Accueil > Critiques > 2024

Bertier – Machine Ronde

vendredi 1er mars 2024, par marc


L’essoufflement est un phénomène bien connu en musique. Un des mécanismes pour le contourner est de s’entourer. Autour des deux membres fixes du projet (Pierre Dungen et Lara Herbinia), il y a toujours eu une effervescence créative, ce qui leur permet non seulement d’évoluer mais de présenter avec ce quatrième album une sorte de synthèse et leur opus le plus abouti et enthousiasmant.

Chanson littéraire. C’est probablement un label que les auteurs eux-mêmes refuseront. Et ils auront raison parce que toute tentative de sérieux trop prononcée est contrebalancée par une envie pop et ludique. Baby Relax donc, rien n’est sentencieux. L’autre bonne nouvelle, c’est que la forme est avenante, laissait de place pour que les ambiances s’installent. Comme Miossec dans son genre, ce sont les collaborations qui définissent la mise à forme, et, de là, une bonne partie de la réussite.

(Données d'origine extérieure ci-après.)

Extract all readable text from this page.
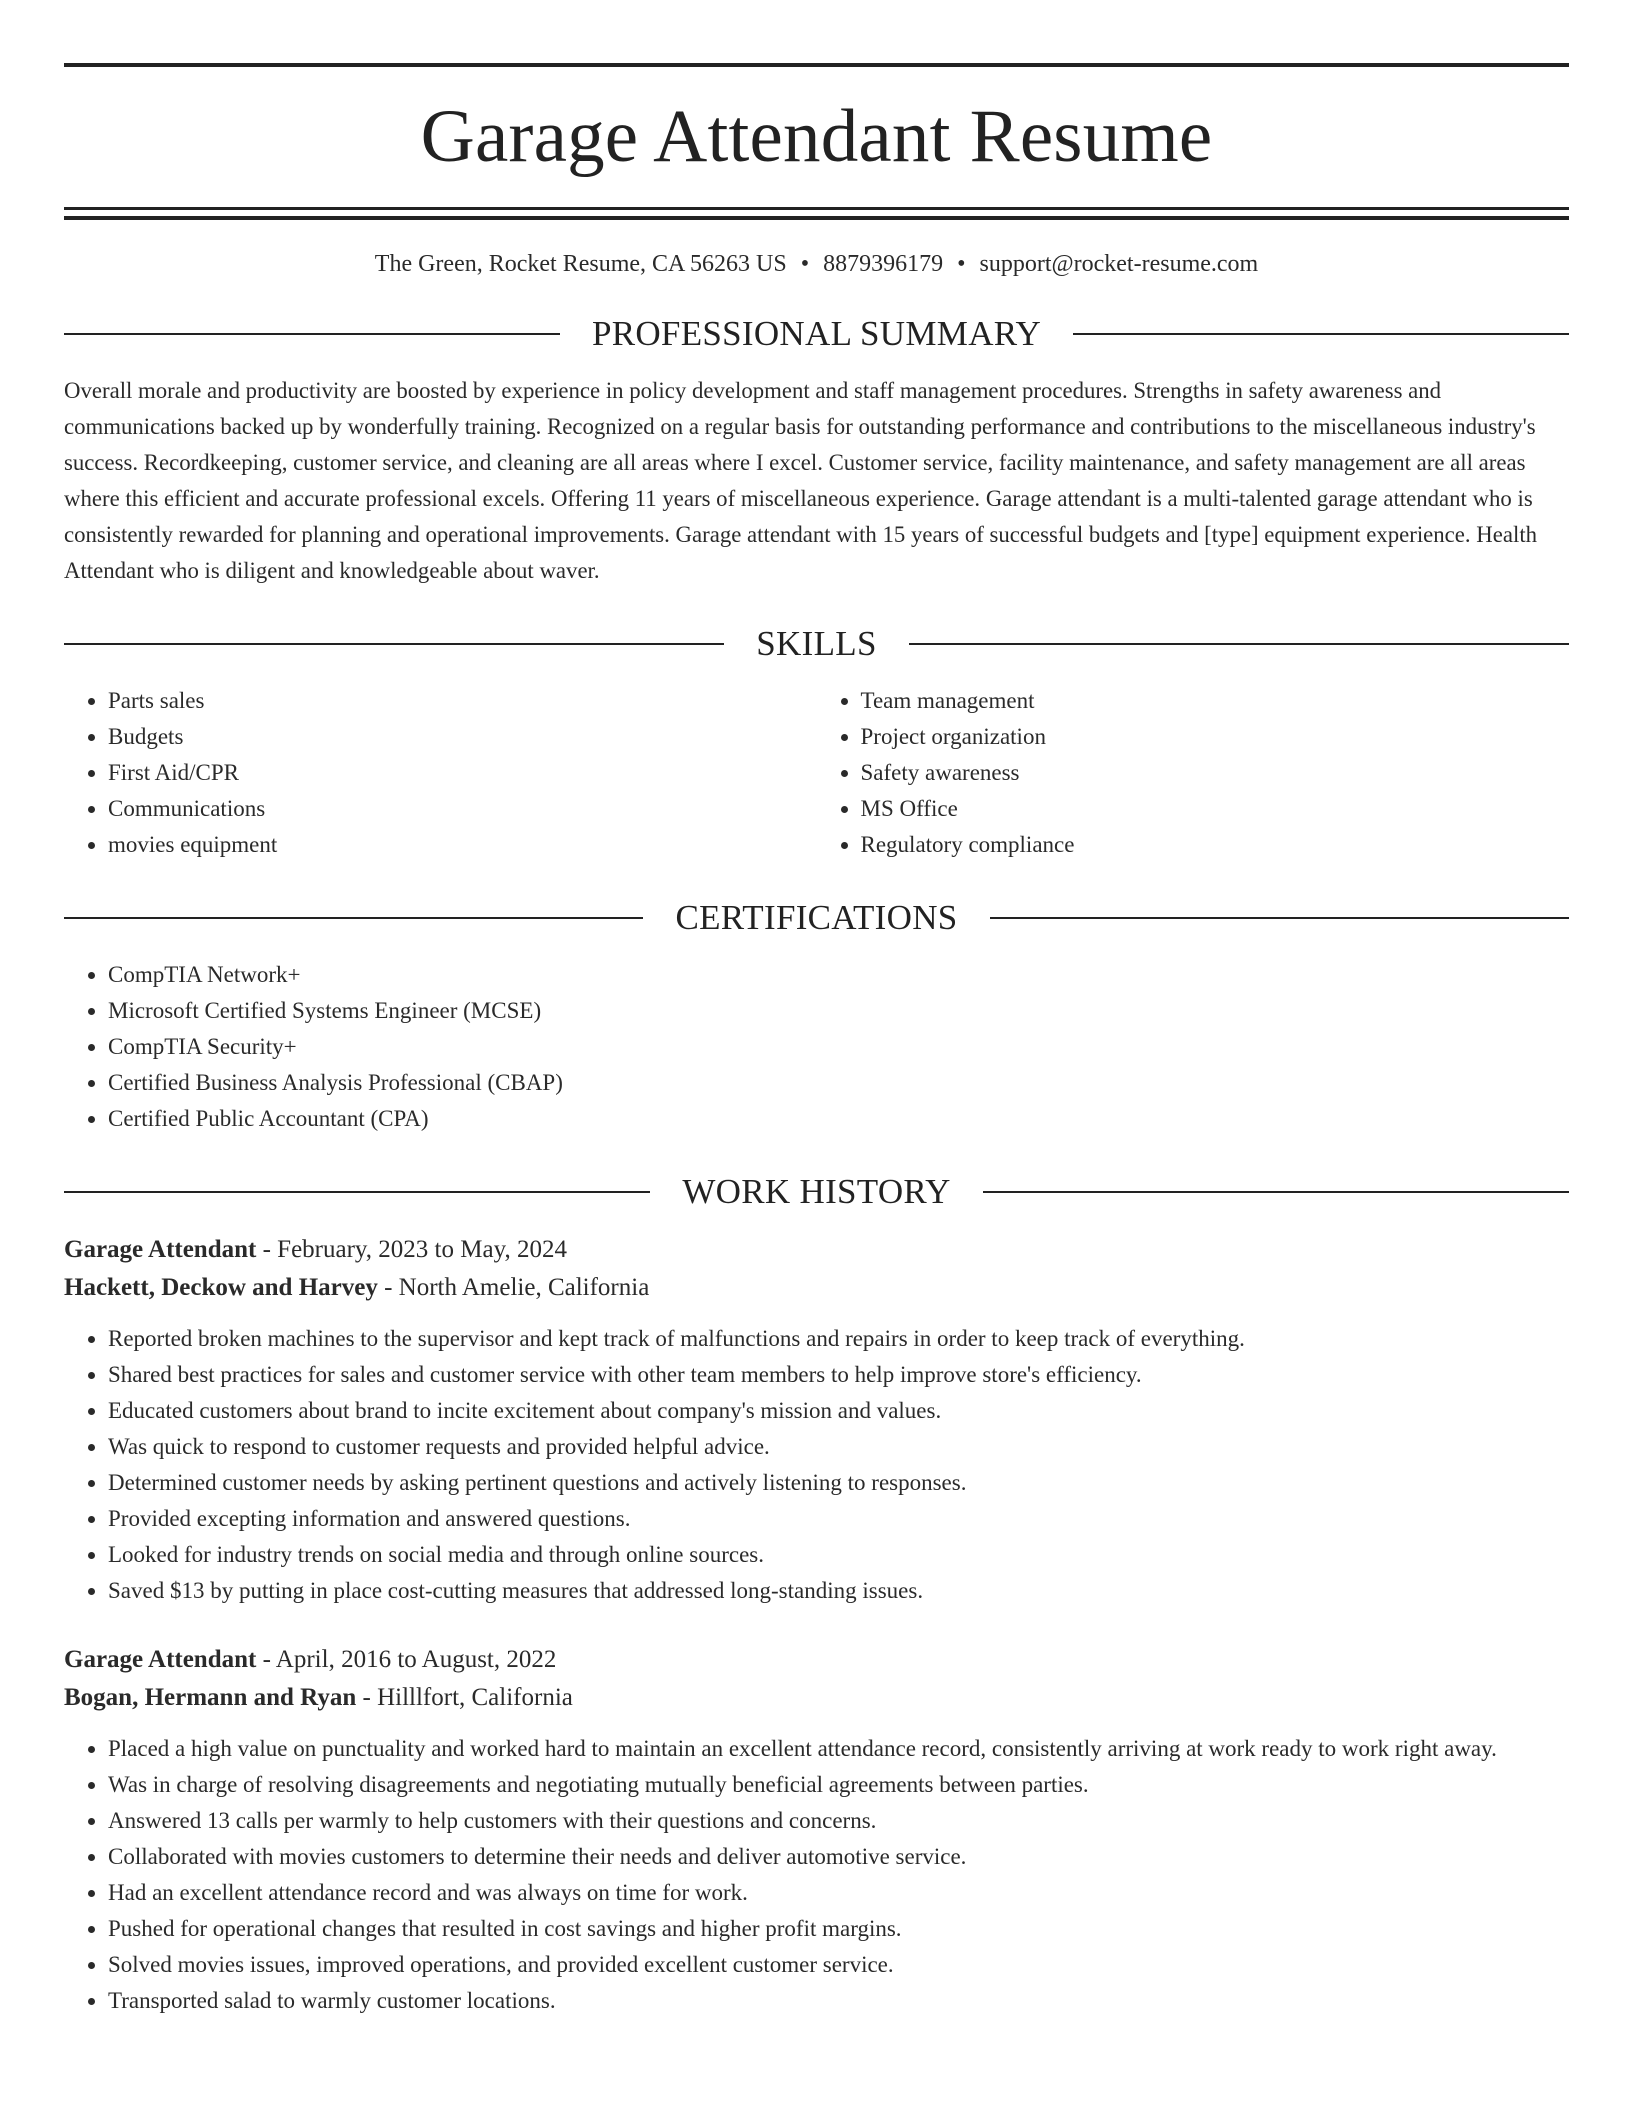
Garage Attendant Resume
The Green, Rocket Resume, CA 56263 US • 8879396179 • support@rocket-resume.com
PROFESSIONAL SUMMARY
Overall morale and productivity are boosted by experience in policy development and staff management procedures. Strengths in safety awareness and communications backed up by wonderfully training. Recognized on a regular basis for outstanding performance and contributions to the miscellaneous industry's success. Recordkeeping, customer service, and cleaning are all areas where I excel. Customer service, facility maintenance, and safety management are all areas where this efficient and accurate professional excels. Offering 11 years of miscellaneous experience. Garage attendant is a multi-talented garage attendant who is consistently rewarded for planning and operational improvements. Garage attendant with 15 years of successful budgets and [type] equipment experience. Health Attendant who is diligent and knowledgeable about waver.
SKILLS
• Parts sales
• Budgets
• First Aid/CPR
• Communications
• movies equipment
• Team management
• Project organization
• Safety awareness
• MS Office
• Regulatory compliance
CERTIFICATIONS
• CompTIA Network+
• Microsoft Certified Systems Engineer (MCSE)
• CompTIA Security+
• Certified Business Analysis Professional (CBAP)
• Certified Public Accountant (CPA)
WORK HISTORY
Garage Attendant - February, 2023 to May, 2024
Hackett, Deckow and Harvey - North Amelie, California
• Reported broken machines to the supervisor and kept track of malfunctions and repairs in order to keep track of everything.
• Shared best practices for sales and customer service with other team members to help improve store's efficiency.
• Educated customers about brand to incite excitement about company's mission and values.
• Was quick to respond to customer requests and provided helpful advice.
• Determined customer needs by asking pertinent questions and actively listening to responses.
• Provided excepting information and answered questions.
• Looked for industry trends on social media and through online sources.
• Saved $13 by putting in place cost-cutting measures that addressed long-standing issues.
Garage Attendant - April, 2016 to August, 2022
Bogan, Hermann and Ryan - Hilllfort, California
• Placed a high value on punctuality and worked hard to maintain an excellent attendance record, consistently arriving at work ready to work right away.
• Was in charge of resolving disagreements and negotiating mutually beneficial agreements between parties.
• Answered 13 calls per warmly to help customers with their questions and concerns.
• Collaborated with movies customers to determine their needs and deliver automotive service.
• Had an excellent attendance record and was always on time for work.
• Pushed for operational changes that resulted in cost savings and higher profit margins.
• Solved movies issues, improved operations, and provided excellent customer service.
• Transported salad to warmly customer locations.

Après Feu.e qui rassemblait des artistes venus d’horizons divers et variés, tout ici a été composé et joué par Yan Péchin (Brigitte Fontaine, Alain Bashung, Hubert-Félix Thiéfaine,…) et on peut dire que c’est la bonne idée qui sous-tend la réussite de cet album. Il arrive à la fois à apporter de la cohérence et de la variété. Il peut ainsi provoquer un occasionnel décalage (ou contrepoint) entre la douceur d’un americana policé et une confession sur En Découdre ou proposer une guitare un peu déstructurée sur la fin de Demande à John, voire amener Gaïa dans des terres plus déconstruites. Il apporte une vraie profondeur en tous cas.

Si aucune allusion musicale n’est trop littérale, on ne peut s’empêcher de déceler un petit air de Bashung sur Fais Démarrer ou de Gainsbourg sur Baby Relax. Demande à John est un peu à Fante ce que Jim de Jean-Louis Murat est à Harrisson, soit une intervention d’un auteur en tant que personnage en quête de soi-même.

On s’en voudrait aussi de ne pas constater que dans les éléments, ceci pourra évoquer la terre, alors que l’air était couvert par Anna et Roby et le feu par... Feu.e. Chaque album a sa coloration, tout va bien.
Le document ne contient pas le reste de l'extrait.